L’amiral se tourna vers Ross en souriant pour la première fois :

— Félicitations pour la précision de votre tir à vue, lieutenant. À l’avenir, il sera inutile d’en venir au tir à vue, bien sûr : les détecteurs et évaluateurs de cosmonefs de toutes classes sont en cours de modification, afin d’être capables de détecter et situer les objets les plus infimes.

— Merci, amiral. Mais le cosmonef que nous avons vu, peu importe sa taille, était une contrefaçon de nos cosmonefs de la classe Rochester ; ne pensez-vous pas que c’est là une preuve du fait que ces étrangers en savent déjà probablement bien plus sur nous que nous sur eux… y compris, probablement, l’endroit où se trouve notre planète d’origine ? Et – même s’ils ont des intentions hostiles – ne pensez-vous pas que les dimensions minuscules de leur vaisseau soient ce qui les empêche de nous exterminer ?

— C’est possible. Les deux points peuvent être corrects, ou ni l’un ni l’autre. Il est évident que, à part leurs aptitudes télépathiques, ils nous sont très inférieurs en technologie : ils ne copieraient pas nos épures de cosmonefs s’il en allait autrement. Ils ont dû lire les pensées de quelques-uns de nos ingénieurs, pour reproduire notre technologie. Mais enfin, même en admettant que ce soit vrai, ils peuvent néanmoins ne pas connaître l’emplacement de Sol. Les coordonnées spatiales seraient très difficiles à traduire, et le nom même de Sol ne représenterait rien pour eux. Même sa description générale s’applique à des milliers d’autres étoiles. Et, de toute façon, c’est à nous de les trouver et de les exterminer avant qu’ils ne nous aient trouvés. Tous les vaisseaux dans l’espace sont maintenant en état d’alerte et les guettent, et tous sont en train d’être équipés avec du matériel spécial pour la détection des objets de très petite dimension. Nous sommes en état de guerre. Ou peut-être ce que je viens de dire est-il une redondance : l’état de guerre est permanent avec les étrangers.

— Oui, amiral.

— Ce sera tout, messieurs. Vous pouvez disposer.

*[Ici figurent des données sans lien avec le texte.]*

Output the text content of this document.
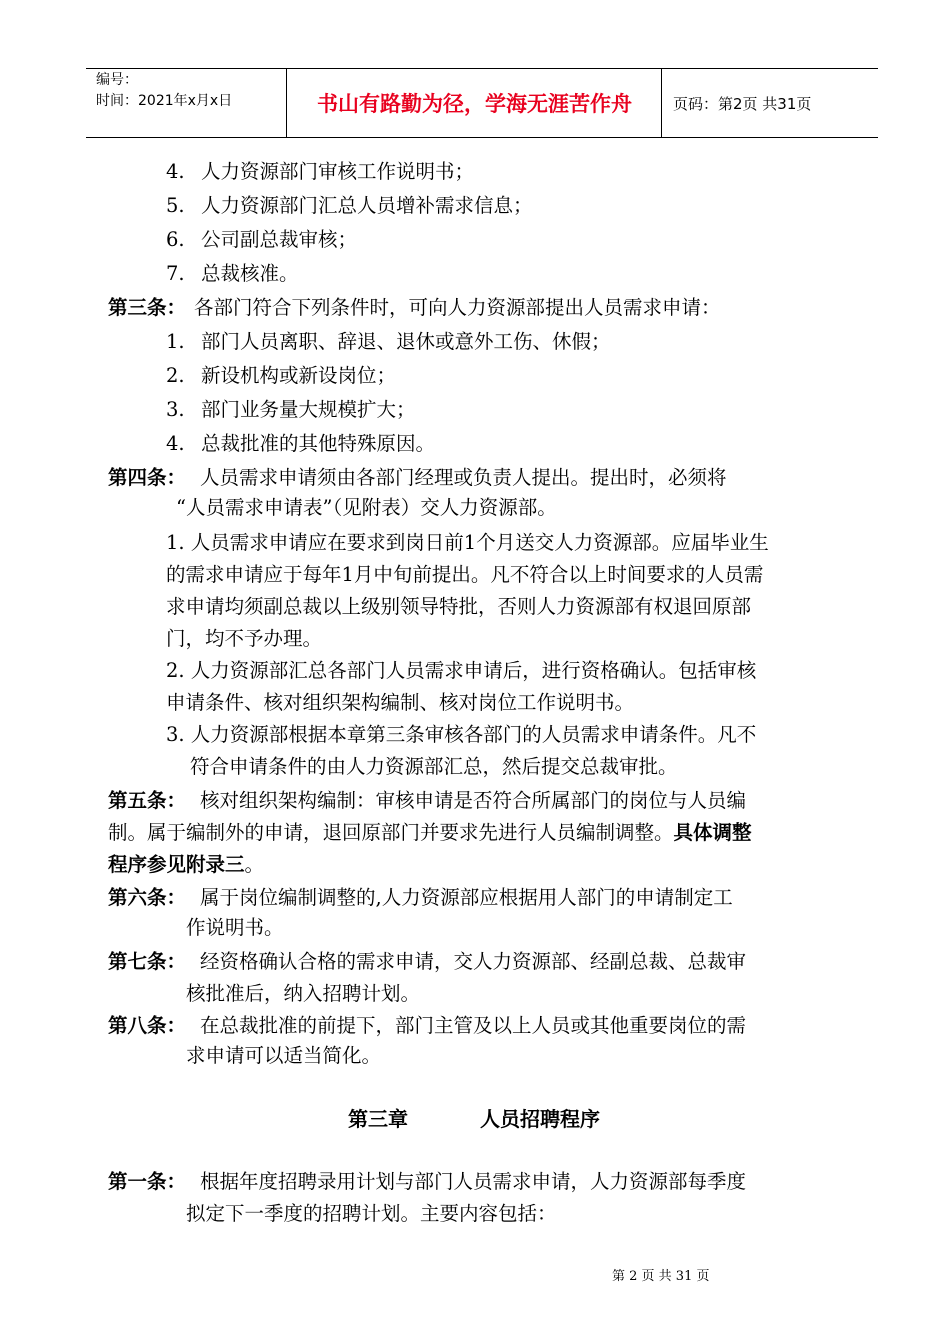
编号：
时间：2021年x月x日	书山有路勤为径，学海无涯苦作舟	页码：第2页 共31页
4. 人力资源部门审核工作说明书；
5. 人力资源部门汇总人员增补需求信息；
6. 公司副总裁审核；
7. 总裁核准。
第三条： 各部门符合下列条件时，可向人力资源部提出人员需求申请：
1. 部门人员离职、辞退、退休或意外工伤、休假；
2. 新设机构或新设岗位；
3. 部门业务量大规模扩大；
4. 总裁批准的其他特殊原因。
第四条： 人员需求申请须由各部门经理或负责人提出。提出时，必须将
“人员需求申请表”（见附表）交人力资源部。
1. 人员需求申请应在要求到岗日前1个月送交人力资源部。应届毕业生
的需求申请应于每年1月中旬前提出。凡不符合以上时间要求的人员需
求申请均须副总裁以上级别领导特批，否则人力资源部有权退回原部
门，均不予办理。
2. 人力资源部汇总各部门人员需求申请后，进行资格确认。包括审核
申请条件、核对组织架构编制、核对岗位工作说明书。
3. 人力资源部根据本章第三条审核各部门的人员需求申请条件。凡不
符合申请条件的由人力资源部汇总，然后提交总裁审批。
第五条： 核对组织架构编制：审核申请是否符合所属部门的岗位与人员编
制。属于编制外的申请，退回原部门并要求先进行人员编制调整。具体调整
程序参见附录三。
第六条： 属于岗位编制调整的,人力资源部应根据用人部门的申请制定工
作说明书。
第七条： 经资格确认合格的需求申请，交人力资源部、经副总裁、总裁审
核批准后，纳入招聘计划。
第八条： 在总裁批准的前提下，部门主管及以上人员或其他重要岗位的需
求申请可以适当简化。
第三章	人员招聘程序
第一条： 根据年度招聘录用计划与部门人员需求申请，人力资源部每季度
拟定下一季度的招聘计划。主要内容包括：
第 2 页 共 31 页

Dehors, dans le corridor, deux gardes armés attendaient. Ils se placèrent de part et d’autre du capitaine May.

— Pas un mot, Don ! dit May. Je m’y attendais. N’oublie pas que j’ai enfreint un ordre très important, et n’oublie pas que l’amiral a simplement dit que je n’étais pas condamné à mort. Ne te mêle pas de ceci.

Poings crispés et dents serrées, Don Ross vit les gardes emmener son ami. Il savait que May avait raison, qu’il ne pouvait rien faire, sinon se fourrer dans un pétrin pire que celui où se trouvait May, en aggravant du même coup les choses pour celui-ci.

Il sortit comme un aveugle du Palais de l’Amirauté. Il prit une cuite, mais cela n’arrangea rien.

Il avait droit aux quinze jours de permission avant de repartir en mission spatiale, et il savait qu’il avait tout intérêt à profiter de ce congé pour se remettre d’aplomb. Il se présenta chez un psychiatre, et se laissa persuader qu’il avait tort d’être amer et tenté par la rébellion.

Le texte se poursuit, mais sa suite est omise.